Engineer’s Field Notebook, late 1980s

A couple months ago I posted about the artist David Fullarton and wondered where I could get a notebook like the one he used for his work. Well, it turns out I had only to look in my own collection! The unusual gridded pages appearing in Fullarton’s artwork come from an engineer’s field book like this one:


I’d forgotten I had this notebook, which I bought when I was in college and used for notes and sketches. It measures 7 1/4 x 4 5/8″, with a hard cover faintly embossed with the words “Field Book 1308” (1308 is the Boorum & Pease product number).

The inside front cover has the Boorum and Pease logo and item number, and boasts of the following features:

This book contains a superior 50% rag content paper having a high degree moisture resisting surface. Waterproof ink is used and it is sewed with Bing Enamel Waterproof Thread. The binding material is also waterproof.
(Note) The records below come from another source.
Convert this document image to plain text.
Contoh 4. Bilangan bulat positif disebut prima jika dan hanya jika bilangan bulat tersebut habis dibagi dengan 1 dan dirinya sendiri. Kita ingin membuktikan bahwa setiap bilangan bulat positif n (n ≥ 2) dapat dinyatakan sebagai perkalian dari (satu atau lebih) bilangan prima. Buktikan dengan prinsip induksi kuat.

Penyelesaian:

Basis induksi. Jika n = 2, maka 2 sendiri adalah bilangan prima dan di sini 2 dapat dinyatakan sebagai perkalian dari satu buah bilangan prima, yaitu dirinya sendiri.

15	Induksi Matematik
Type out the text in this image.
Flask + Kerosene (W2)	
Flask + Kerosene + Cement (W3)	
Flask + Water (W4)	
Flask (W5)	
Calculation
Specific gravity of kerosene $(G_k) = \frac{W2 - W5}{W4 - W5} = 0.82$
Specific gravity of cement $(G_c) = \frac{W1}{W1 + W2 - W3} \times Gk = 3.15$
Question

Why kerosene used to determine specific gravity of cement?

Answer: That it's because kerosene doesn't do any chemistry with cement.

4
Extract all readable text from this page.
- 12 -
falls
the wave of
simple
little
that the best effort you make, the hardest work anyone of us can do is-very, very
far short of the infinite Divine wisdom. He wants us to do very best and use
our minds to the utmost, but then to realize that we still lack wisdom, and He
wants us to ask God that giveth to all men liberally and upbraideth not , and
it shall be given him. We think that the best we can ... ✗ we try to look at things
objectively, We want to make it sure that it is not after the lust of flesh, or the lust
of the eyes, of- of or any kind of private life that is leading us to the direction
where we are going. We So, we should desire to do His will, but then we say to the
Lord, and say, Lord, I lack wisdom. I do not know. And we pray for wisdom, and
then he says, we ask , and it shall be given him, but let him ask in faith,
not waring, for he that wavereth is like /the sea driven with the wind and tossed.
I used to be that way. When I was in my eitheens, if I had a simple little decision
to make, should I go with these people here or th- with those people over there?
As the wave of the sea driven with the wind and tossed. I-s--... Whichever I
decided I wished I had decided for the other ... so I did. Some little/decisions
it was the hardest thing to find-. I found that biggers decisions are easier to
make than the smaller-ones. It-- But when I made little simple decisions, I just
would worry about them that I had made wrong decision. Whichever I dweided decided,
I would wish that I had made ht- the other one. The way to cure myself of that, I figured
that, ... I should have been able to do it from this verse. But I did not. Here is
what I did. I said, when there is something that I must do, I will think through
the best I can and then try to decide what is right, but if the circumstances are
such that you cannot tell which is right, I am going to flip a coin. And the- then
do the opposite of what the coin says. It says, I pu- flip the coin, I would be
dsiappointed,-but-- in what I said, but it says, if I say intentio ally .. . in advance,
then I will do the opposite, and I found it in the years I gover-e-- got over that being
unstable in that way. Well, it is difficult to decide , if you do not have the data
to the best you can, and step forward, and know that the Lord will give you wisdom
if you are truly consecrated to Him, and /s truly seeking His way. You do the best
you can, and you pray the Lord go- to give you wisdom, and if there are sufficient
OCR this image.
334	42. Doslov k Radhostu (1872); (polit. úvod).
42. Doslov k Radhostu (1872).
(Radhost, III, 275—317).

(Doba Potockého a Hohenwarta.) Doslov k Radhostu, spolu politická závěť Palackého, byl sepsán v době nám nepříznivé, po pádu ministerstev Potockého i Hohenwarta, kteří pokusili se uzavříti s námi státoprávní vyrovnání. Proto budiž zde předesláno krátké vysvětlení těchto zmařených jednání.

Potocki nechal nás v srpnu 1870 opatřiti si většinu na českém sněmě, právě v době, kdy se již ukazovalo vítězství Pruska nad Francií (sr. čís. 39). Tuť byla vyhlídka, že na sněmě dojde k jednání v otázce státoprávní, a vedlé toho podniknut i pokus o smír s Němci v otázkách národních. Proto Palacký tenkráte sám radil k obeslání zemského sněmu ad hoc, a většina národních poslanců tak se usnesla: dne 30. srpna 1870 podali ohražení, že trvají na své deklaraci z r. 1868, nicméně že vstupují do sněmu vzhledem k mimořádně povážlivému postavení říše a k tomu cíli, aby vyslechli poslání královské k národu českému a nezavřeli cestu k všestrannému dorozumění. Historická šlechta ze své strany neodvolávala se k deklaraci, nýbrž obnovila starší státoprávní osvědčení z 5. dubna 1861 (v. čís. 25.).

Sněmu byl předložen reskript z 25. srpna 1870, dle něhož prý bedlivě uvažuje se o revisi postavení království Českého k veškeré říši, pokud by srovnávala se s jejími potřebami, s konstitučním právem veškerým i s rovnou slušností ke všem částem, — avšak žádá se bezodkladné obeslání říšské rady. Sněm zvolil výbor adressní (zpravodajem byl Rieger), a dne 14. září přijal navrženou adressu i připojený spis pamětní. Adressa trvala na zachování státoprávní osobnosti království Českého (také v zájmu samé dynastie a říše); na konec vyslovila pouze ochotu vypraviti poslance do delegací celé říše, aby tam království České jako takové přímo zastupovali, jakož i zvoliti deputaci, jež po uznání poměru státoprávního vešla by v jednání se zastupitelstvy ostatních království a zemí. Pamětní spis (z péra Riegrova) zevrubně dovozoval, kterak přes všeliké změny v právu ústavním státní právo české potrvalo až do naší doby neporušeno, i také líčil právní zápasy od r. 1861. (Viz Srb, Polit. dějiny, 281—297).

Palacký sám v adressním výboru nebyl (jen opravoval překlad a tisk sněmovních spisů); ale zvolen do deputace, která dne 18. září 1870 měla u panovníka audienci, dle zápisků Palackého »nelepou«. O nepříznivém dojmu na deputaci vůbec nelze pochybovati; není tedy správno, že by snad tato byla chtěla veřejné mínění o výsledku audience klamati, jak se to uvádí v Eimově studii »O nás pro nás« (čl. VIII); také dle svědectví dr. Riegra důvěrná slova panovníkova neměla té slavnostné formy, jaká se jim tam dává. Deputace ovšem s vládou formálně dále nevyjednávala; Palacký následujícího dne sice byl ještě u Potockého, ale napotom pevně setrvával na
The pages all have the strange grid format– horizontal rectangles on the left side, and a small grid pattern bisected with a red line on the right side. It’s funny, both my dad and brother-in-law are engineers, but I’ve never known them to have a notebook like this, and I have no idea why an engineer needs that particular kind of grid layout! The same exact page layout is also used in something called a “Mining Transit Book,” which is even more mystifying to me, urban thought-worker desk-jockey that I am.

Here’s a few of my odd notes and sketches. I have to say I found the bathroom stall one rather amusing and have no memory of having drawn it!


In the back of the notebook, there are several printed pages with information that I suppose an engineer might use, or would have in pre- laptop computer days– mathematical formulas and various other tables.


I still really like this notebook. The paper is quite sturdy and the binding also held up to being knocked around quite a bit. And there’s something about that weird grid pattern that really appeals to me! I also love the old-fashioned look of the cover. The brown color is kind of ugly, but it’s sexy-retro-ugly, somehow. I think more notebooks should be made in these sorts of colors– black covers can get a little boring after a while but it’s a bummer when the only alternatives are too bright and cheerful. (Kikkerland’s Writersblok notebooks are one of the few pleasingly muted alternatives.) If this notebook could be shrunk down to the pocket size 3.5 x 5.5″ format, I might never use anything else.

I haven’t seen a notebook like this in a retail store for a long time, but similar ones are available online from

8 thoughts on “Engineer’s Field Notebook, late 1980s”

  1. I’ve got one very similar to this as well, purchased for a college surveying class. They’re extremely useful and hardy (they have to be to stand up to field work like that).

  2. Oh, and I forgot to mention: the ‘strange grid pattern’ is specifically for surveying. It’s laid out in such a way that you can record dimensions, bearings and station names on the left hand sheet and use the right hand side to draw a small map/plan/layout of the area you’re surveying.

    I learned how to do it by hand in 2000/2001 but I’m guessing it is no longer taught because it’s really, really fiddly and time-consuming and there are new surveying tools that make it more-or-less a pointless skill to have.

  3. The Rite in the Rain company produces a full line of such field books, including some with regular lined pages that make great outdoor journals, including some pocket sized versions. I’ve used their journals on backpacking trips and they live up to their weather-proof billing. However, if you’re looking for understated, you might not like their bright yellow covers (but they sure make them easy to find on a dark and stormy day).

  4. Actually, not all Rite in the Rain notebooks are that bright yellow– here’s one in a nice green.
    Thanks for the tip, Steve, as I hadn’t realized they offer this page layout!